2018-08-23 Thread Steven Schveighoffer via Digitalmars-d-learn

On 8/22/18 11:37 AM, Alex wrote:

On Wednesday, 22 August 2018 at 15:18:29 UTC, XavierAP wrote:

On Wednesday, 22 August 2018 at 14:48:57 UTC, Alex wrote:


Because it could be meant as the argument to some templates to the 
left. Like

(foo!bar)!x

Sure, it would be a coincidence, if both will work. However, 
templates are not something where you can simply imply the 
associative property, I think.


Of course there isn't an associative property... But I was thinking 
that without brackets the parser could fall back to whatever default 
"left to right" precedence, as would happen with operators, which 
needn't be associative either.


Ah... ok. Got your idea. No. This isn't possible because some symmetry 
of the operator is implied.


https://wiki.dlang.org/Operator_precedence

Chaining is explicitly not allowed, like in comparison operators :)


Note that Instantiate in std.meta exists to overcome this limitation:

Instantiate!(foo!bar, x);

-Steve


Re: Nested template arguments

2018-08-22 Thread Alex via Digitalmars-d-learn

On Wednesday, 22 August 2018 at 15:18:29 UTC, XavierAP wrote:

On Wednesday, 22 August 2018 at 14:48:57 UTC, Alex wrote:


Because it could be meant as the argument to some templates to 
the left. Like

(foo!bar)!x

Sure, it would be a coincidence, if both will work. However, 
templates are not something where you can simply imply the 
associative property, I think.


Of course there isn't an associative property... But I was 
thinking that without brackets the parser could fall back to 
whatever default "left to right" precedence, as would happen 
with operators, which needn't be associative either.
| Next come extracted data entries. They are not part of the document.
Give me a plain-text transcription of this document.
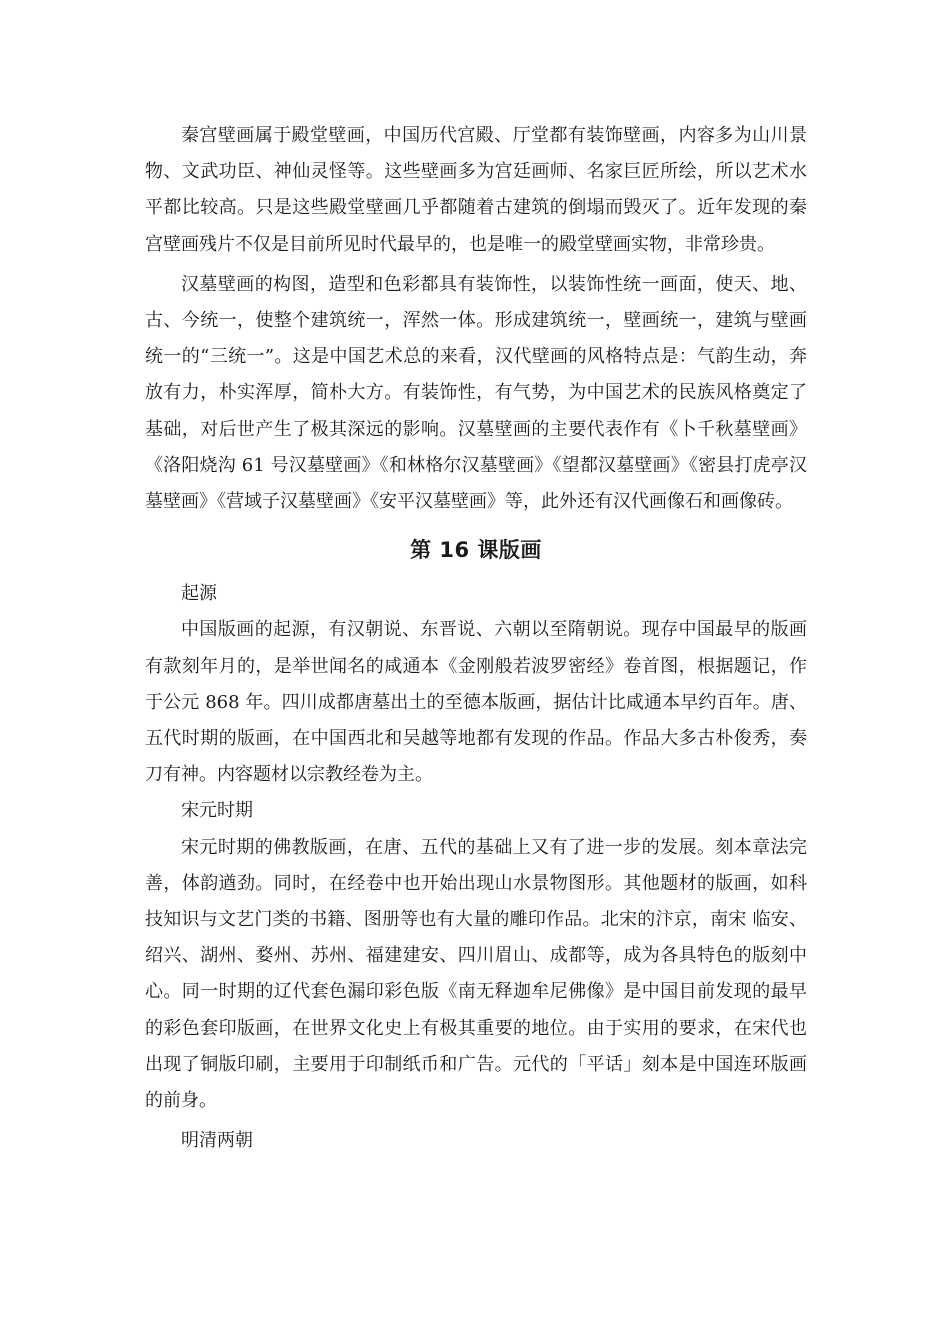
秦宫壁画属于殿堂壁画，中国历代宫殿、厅堂都有装饰壁画，内容多为山川景物、文武功臣、神仙灵怪等。这些壁画多为宫廷画师、名家巨匠所绘，所以艺术水平都比较高。只是这些殿堂壁画几乎都随着古建筑的倒塌而毁灭了。近年发现的秦宫壁画残片不仅是目前所见时代最早的，也是唯一的殿堂壁画实物，非常珍贵。

汉墓壁画的构图，造型和色彩都具有装饰性，以装饰性统一画面，使天、地、古、今统一，使整个建筑统一，浑然一体。形成建筑统一，壁画统一，建筑与壁画统一的“三统一”。这是中国艺术总的来看，汉代壁画的风格特点是：气韵生动，奔放有力，朴实浑厚，简朴大方。有装饰性，有气势，为中国艺术的民族风格奠定了基础，对后世产生了极其深远的影响。汉墓壁画的主要代表作有《卜千秋墓壁画》《洛阳烧沟 61 号汉墓壁画》《和林格尔汉墓壁画》《望都汉墓壁画》《密县打虎亭汉墓壁画》《营域子汉墓壁画》《安平汉墓壁画》等，此外还有汉代画像石和画像砖。

第 16 课版画

起源

中国版画的起源，有汉朝说、东晋说、六朝以至隋朝说。现存中国最早的版画有款刻年月的，是举世闻名的咸通本《金刚般若波罗密经》卷首图，根据题记，作于公元 868 年。四川成都唐墓出土的至德本版画，据估计比咸通本早约百年。唐、五代时期的版画，在中国西北和吴越等地都有发现的作品。作品大多古朴俊秀，奏刀有神。内容题材以宗教经卷为主。

宋元时期

宋元时期的佛教版画，在唐、五代的基础上又有了进一步的发展。刻本章法完善，体韵遒劲。同时，在经卷中也开始出现山水景物图形。其他题材的版画，如科技知识与文艺门类的书籍、图册等也有大量的雕印作品。北宋的汴京，南宋 临安、绍兴、湖州、婺州、苏州、福建建安、四川眉山、成都等，成为各具特色的版刻中心。同一时期的辽代套色漏印彩色版《南无释迦牟尼佛像》是中国目前发现的最早的彩色套印版画，在世界文化史上有极其重要的地位。由于实用的要求，在宋代也出现了铜版印刷，主要用于印制纸币和广告。元代的「平话」刻本是中国连环版画的前身。

明清两朝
Ah... ok. Got your idea. No. This isn't possible because some 
symmetry of the operator is implied.


https://wiki.dlang.org/Operator_precedence

Chaining is explicitly not allowed, like in comparison operators 
:)


Re: Nested template arguments

2018-08-22 Thread XavierAP via Digitalmars-d-learn

On Wednesday, 22 August 2018 at 14:48:57 UTC, Alex wrote:


Because it could be meant as the argument to some templates to 
the left. Like

(foo!bar)!x

Sure, it would be a coincidence, if both will work. However, 
templates are not something where you can simply imply the 
associative property, I think.


Of course there isn't an associative property... But I was 
thinking that without brackets the parser could fall back to 
whatever default "left to right" precedence, as would happen with 
operators, which needn't be associative either.
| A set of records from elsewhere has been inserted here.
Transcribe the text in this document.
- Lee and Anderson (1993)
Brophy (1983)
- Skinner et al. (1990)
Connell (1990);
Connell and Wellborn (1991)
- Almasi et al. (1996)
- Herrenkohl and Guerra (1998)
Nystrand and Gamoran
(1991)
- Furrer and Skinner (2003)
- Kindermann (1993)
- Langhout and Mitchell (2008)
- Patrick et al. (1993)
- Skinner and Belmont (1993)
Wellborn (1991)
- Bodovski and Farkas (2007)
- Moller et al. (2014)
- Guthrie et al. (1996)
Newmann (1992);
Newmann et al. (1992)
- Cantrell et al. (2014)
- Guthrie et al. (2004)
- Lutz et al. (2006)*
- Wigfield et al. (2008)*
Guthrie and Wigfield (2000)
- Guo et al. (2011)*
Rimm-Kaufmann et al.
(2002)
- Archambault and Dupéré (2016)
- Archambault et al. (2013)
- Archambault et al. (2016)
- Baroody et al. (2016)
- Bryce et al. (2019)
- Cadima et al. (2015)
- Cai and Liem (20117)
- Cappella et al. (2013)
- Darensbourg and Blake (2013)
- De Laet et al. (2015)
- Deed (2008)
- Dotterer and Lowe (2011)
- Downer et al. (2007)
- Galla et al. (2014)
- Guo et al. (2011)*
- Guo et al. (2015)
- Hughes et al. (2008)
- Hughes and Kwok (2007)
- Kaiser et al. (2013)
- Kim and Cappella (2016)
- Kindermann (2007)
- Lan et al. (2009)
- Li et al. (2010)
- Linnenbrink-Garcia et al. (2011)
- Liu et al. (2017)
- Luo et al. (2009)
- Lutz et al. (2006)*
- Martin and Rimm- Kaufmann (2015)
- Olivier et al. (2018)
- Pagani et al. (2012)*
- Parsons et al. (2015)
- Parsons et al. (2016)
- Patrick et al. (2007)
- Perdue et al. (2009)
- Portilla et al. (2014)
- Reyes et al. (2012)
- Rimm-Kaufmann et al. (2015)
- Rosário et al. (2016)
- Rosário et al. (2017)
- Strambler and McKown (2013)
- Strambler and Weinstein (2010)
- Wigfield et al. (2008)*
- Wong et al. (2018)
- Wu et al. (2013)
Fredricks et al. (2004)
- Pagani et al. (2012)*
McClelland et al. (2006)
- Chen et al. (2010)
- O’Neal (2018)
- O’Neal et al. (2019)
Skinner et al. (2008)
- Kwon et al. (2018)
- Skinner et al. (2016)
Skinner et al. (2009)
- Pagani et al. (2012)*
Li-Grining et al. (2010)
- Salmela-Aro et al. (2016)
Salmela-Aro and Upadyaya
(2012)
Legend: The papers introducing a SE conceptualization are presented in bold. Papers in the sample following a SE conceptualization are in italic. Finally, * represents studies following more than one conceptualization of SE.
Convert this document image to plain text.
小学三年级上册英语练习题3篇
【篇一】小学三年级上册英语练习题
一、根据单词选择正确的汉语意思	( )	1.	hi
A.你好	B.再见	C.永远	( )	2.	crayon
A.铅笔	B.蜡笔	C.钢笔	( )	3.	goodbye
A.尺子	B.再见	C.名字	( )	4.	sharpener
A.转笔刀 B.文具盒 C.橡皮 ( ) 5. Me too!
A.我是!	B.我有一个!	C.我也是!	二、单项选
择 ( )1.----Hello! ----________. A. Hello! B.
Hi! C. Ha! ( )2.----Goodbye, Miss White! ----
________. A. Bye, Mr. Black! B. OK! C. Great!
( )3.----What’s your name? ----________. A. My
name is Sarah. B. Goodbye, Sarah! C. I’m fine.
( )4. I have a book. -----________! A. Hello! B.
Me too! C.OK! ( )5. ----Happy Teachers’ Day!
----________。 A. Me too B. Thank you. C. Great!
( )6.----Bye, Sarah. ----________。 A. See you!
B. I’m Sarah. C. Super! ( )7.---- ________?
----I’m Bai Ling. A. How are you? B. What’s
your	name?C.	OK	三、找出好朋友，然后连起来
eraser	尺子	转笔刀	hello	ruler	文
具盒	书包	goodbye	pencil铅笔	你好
Re: Nested template arguments

2018-08-22 Thread Alex via Digitalmars-d-learn

On Wednesday, 22 August 2018 at 14:30:39 UTC, XavierAP wrote:

Why

foo!bar!x

is not understood as

foo!(bar!x)

but instead gives an error "multiple ! arguments are not 
allowed"?
Precisely because multiple "!" can never belong to the same 
instantiation, why does the parser not understand without 
needing brackets that the rightmost template should be nested 
as the argument for the next one to the left?


Because it could be meant as the argument to some templates to 
the left. Like

(foo!bar)!x

Sure, it would be a coincidence, if both will work. However, 
templates are not something where you can simply imply the 
associative property, I think.


Nested template arguments

2018-08-22 Thread XavierAP via Digitalmars-d-learn

Why

foo!bar!x

is not understood as

foo!(bar!x)

but instead gives an error "multiple ! arguments are not allowed"?
Precisely because multiple "!" can never belong to the same 
instantiation, why does the parser not understand without needing 
brackets that the rightmost template should be nested as the 
argument for the next one to the left?